Миссис Тредуэл не обернулась. Фрейтаг встал и пошел в другую сторону на поиски Дженни. Искал ее добрых полчаса, но не нашел.
Миссис Тредуэл уже подошла к своей каюте, и тут отворилась соседняя дверь и вышло семейство Баумгартнер, впереди — мальчик, как всегда пришибленный. Папаша Баумгартнер придержал дверь и посторонился, лицо его, с безвольным ртом, с вечной виноватой и обиженной гримасой несчастненького, изображало сейчас величайшую почтительность. Жена прошла мимо него, как мимо чужого, но ее неизменно скорбная физиономия казалась еще и пристыженной, и все трое молчали, точно храня какой-то общий тягостный секрет. Миссис Тредуэл отворила свою дверь, уже скрываясь в каюте, поспешно поздоровалась и закрыла дверь. Лиззи сдвинула со лба пузырь со льдом, спросила плаксиво:
— Господи, что там еще?
— Ничего, — сказала миссис Тредуэл. — Могу я вам чем-нибудь помочь?
— Хорошо бы еще таблетку снотворного, — уныло попросила Лиззи. — Скажите, что слышно нового? Чем кончился праздник?
Миссис Тредуэл дала ей таблетку и стакан воды.
— Ходят разные слухи, — сказала она. — Ничего особенно интересного. Когда разыгрывалась лотерея, народу почти не было, кто-то из близнецов вынимал билеты из открытой корзинки, и почти все выигрыши достались самим актерам, только пианист получил маленький белый шарфик, а один студент-кубинец — кастаньеты… но я просто случайно услыхала, как об этом говорили немцы — Гуттены и еще кто-то. А мне самой никто ничего не рассказывал. Ну как, поспите еще? — дружелюбно спросила она в заключение.

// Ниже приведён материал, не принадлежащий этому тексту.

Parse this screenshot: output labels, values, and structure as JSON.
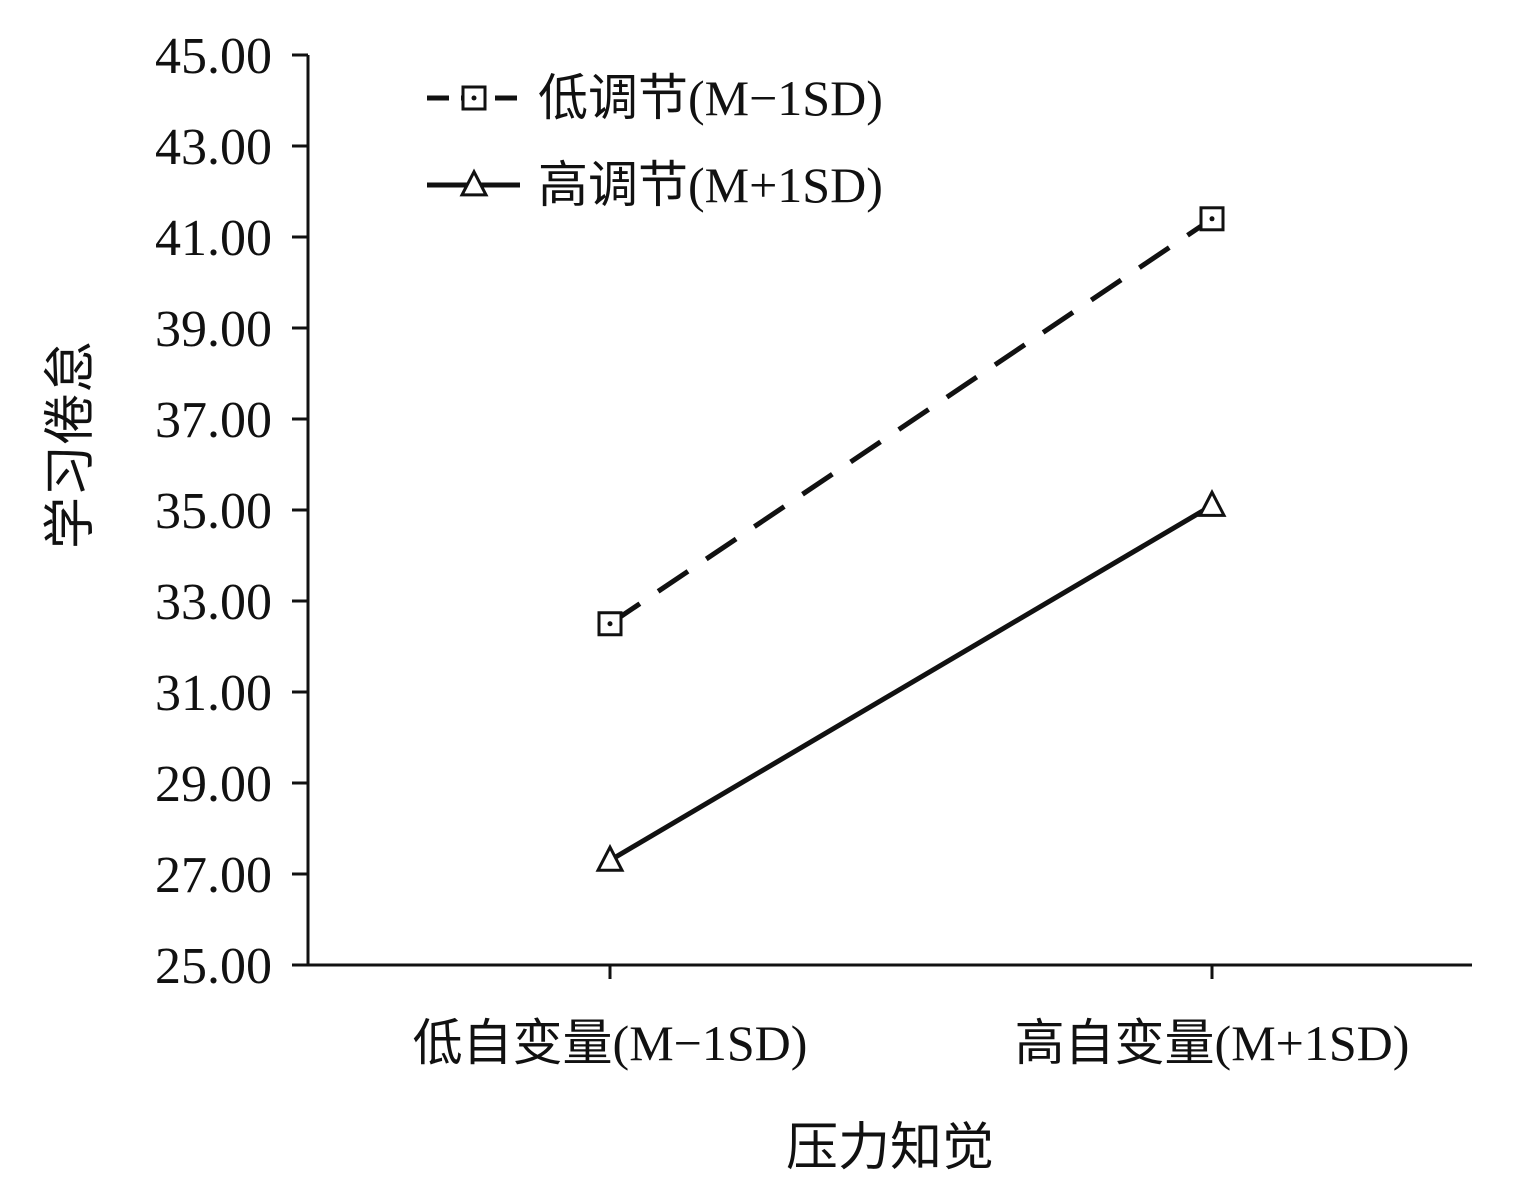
{
  "chart_data": {
    "type": "line",
    "title": "",
    "xlabel": "压力知觉",
    "ylabel": "学习倦怠",
    "categories": [
      "低自变量(M−1SD)",
      "高自变量(M+1SD)"
    ],
    "yticks": [
      "25.00",
      "27.00",
      "29.00",
      "31.00",
      "33.00",
      "35.00",
      "37.00",
      "39.00",
      "41.00",
      "43.00",
      "45.00"
    ],
    "ylim": [
      25,
      45
    ],
    "grid": false,
    "legend_position": "top-left",
    "series": [
      {
        "name": "低调节(M−1SD)",
        "values": [
          32.5,
          41.4
        ],
        "line_style": "dashed",
        "marker": "square"
      },
      {
        "name": "高调节(M+1SD)",
        "values": [
          27.3,
          35.1
        ],
        "line_style": "solid",
        "marker": "triangle"
      }
    ]
  },
  "colors": {
    "line": "#111111",
    "background": "#ffffff"
  }
}
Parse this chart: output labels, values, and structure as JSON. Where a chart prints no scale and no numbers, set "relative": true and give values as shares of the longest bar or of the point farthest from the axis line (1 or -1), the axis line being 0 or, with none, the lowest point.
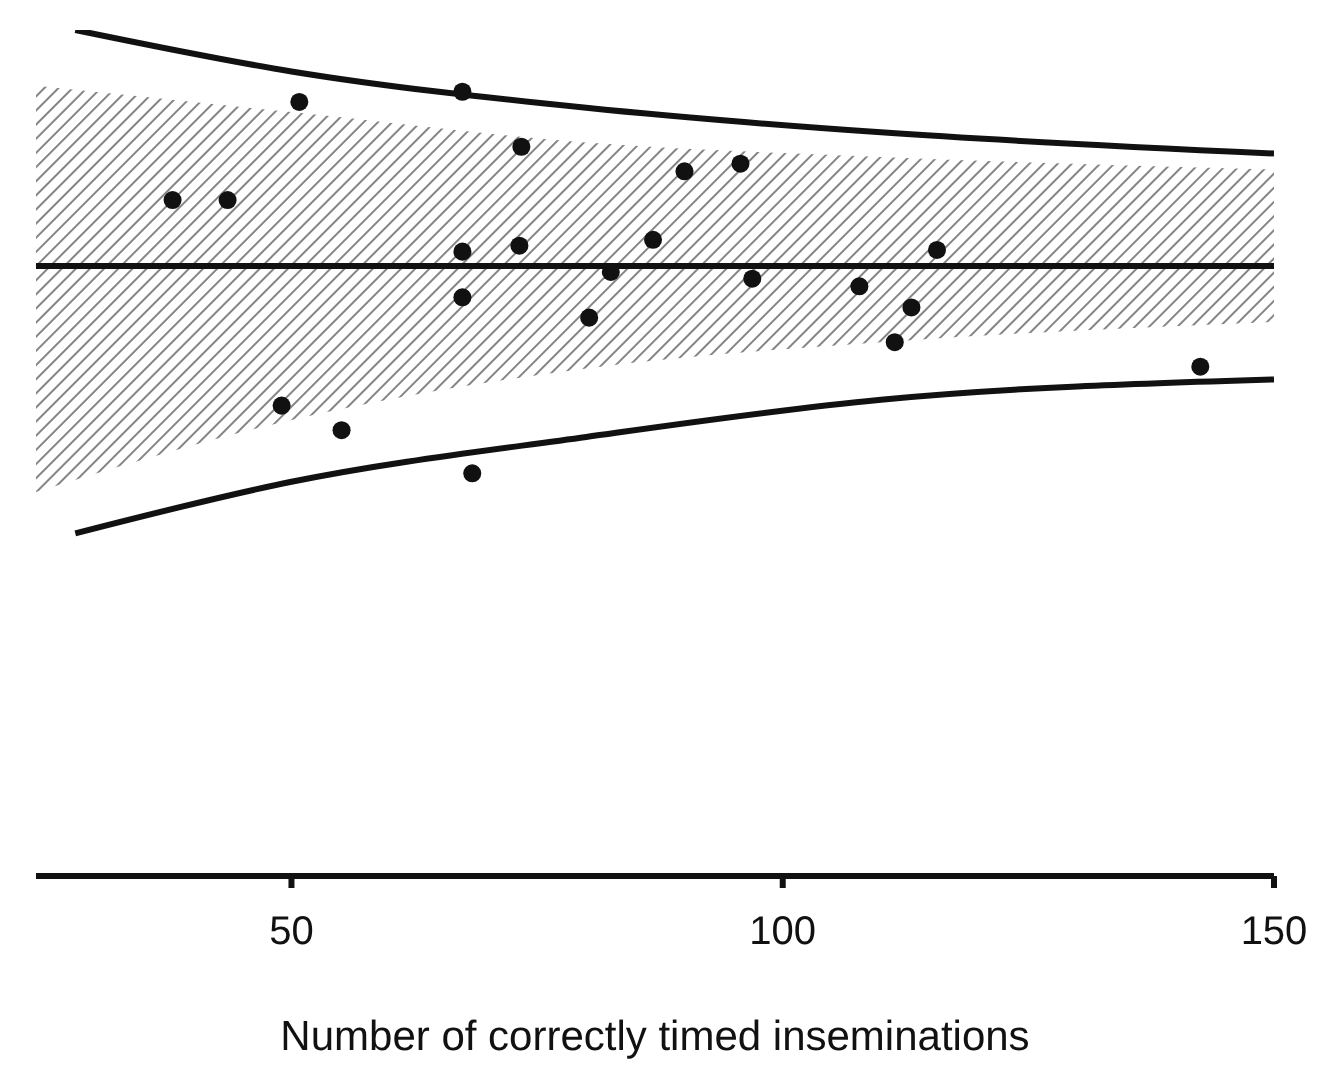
{
  "chart_data": {
    "type": "scatter",
    "relative": true,
    "xlabel": "Number of correctly timed inseminations",
    "xlim": [
      24,
      150
    ],
    "xticks": [
      50,
      100,
      150
    ],
    "grid": false,
    "legend": false,
    "series": [
      {
        "type": "line",
        "color": "#111111",
        "x": [
          24,
          50,
          80,
          110,
          150
        ],
        "values": [
          0.721,
          0.721,
          0.721,
          0.721,
          0.721
        ],
        "lower": [
          0.454,
          0.539,
          0.6,
          0.631,
          0.655
        ],
        "upper": [
          0.934,
          0.903,
          0.867,
          0.85,
          0.835
        ]
      },
      {
        "type": "line",
        "color": "#111111",
        "x": [
          28,
          50,
          80,
          110,
          150
        ],
        "values": [
          1.0,
          0.951,
          0.908,
          0.879,
          0.854
        ]
      },
      {
        "type": "line",
        "color": "#111111",
        "x": [
          28,
          50,
          80,
          110,
          150
        ],
        "values": [
          0.405,
          0.466,
          0.519,
          0.563,
          0.587
        ]
      },
      {
        "marker": "circle",
        "color": "#111111",
        "x": [
          37.9,
          43.5,
          50.8,
          49.0,
          55.1,
          67.4,
          67.4,
          67.4,
          68.4,
          73.4,
          73.2,
          80.3,
          82.5,
          86.8,
          90.0,
          95.7,
          96.9,
          107.8,
          111.4,
          113.1,
          115.7,
          142.5
        ],
        "values": [
          0.799,
          0.799,
          0.915,
          0.556,
          0.527,
          0.927,
          0.738,
          0.684,
          0.476,
          0.862,
          0.745,
          0.66,
          0.714,
          0.752,
          0.833,
          0.842,
          0.706,
          0.697,
          0.631,
          0.672,
          0.74,
          0.602
        ]
      }
    ]
  }
}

— Да, наверно, — почти уже спокойно сказала Лиззи. — А про герра Рибера вы ничего не слыхали?
— Он отдыхает, — сказала миссис Тредуэл, — надеюсь, и вы отдохнете.
Она вышла из каюты почти в отчаянии, но до маленькой гостиной, которая в эти дни почти все время пустовала, умудрилась дойти, ни на кого не глядя и ни с кем не здороваясь. Здесь она сидела в одиночестве, листая старые журналы, пока горн не позвал к столу. Перед глазами у нее неотступно стояли лица Баумгартнеров. Ну конечно, им тоже пришлось в эту ночь пережить какую-то скверность. Ей вовсе не хотелось гадать, что бы это могло быть. Наверняка вели себя друг с другом недостойно, а теперь жалко и уныло пыжатся, щеголяют своей воспитанностью, силясь доказать друг другу и ребенку, что они не такие уж плохие, хотя каждый по вине другого и предстал в самом неприглядном виде. Этот отвратительный маленький спектакль с открыванием дверей и учтивым поклоном должен означать: смотри, в другое время, в другом месте или в ином окружении я и сам был бы лучше, совсем не такой, каким ты меня всегда видишь. Миссис Тредуэл откинулась на спинку стула, закрыла глаза. На самом деле они твердят друг другу только одно: люби меня, люби, несмотря ни на что! Люблю ли я тебя, нет ли, стою любви или не стою, умеешь ты любить или не умеешь, даже если на свете вовсе нет никакой любви и это просто выдумки — все равно люби меня!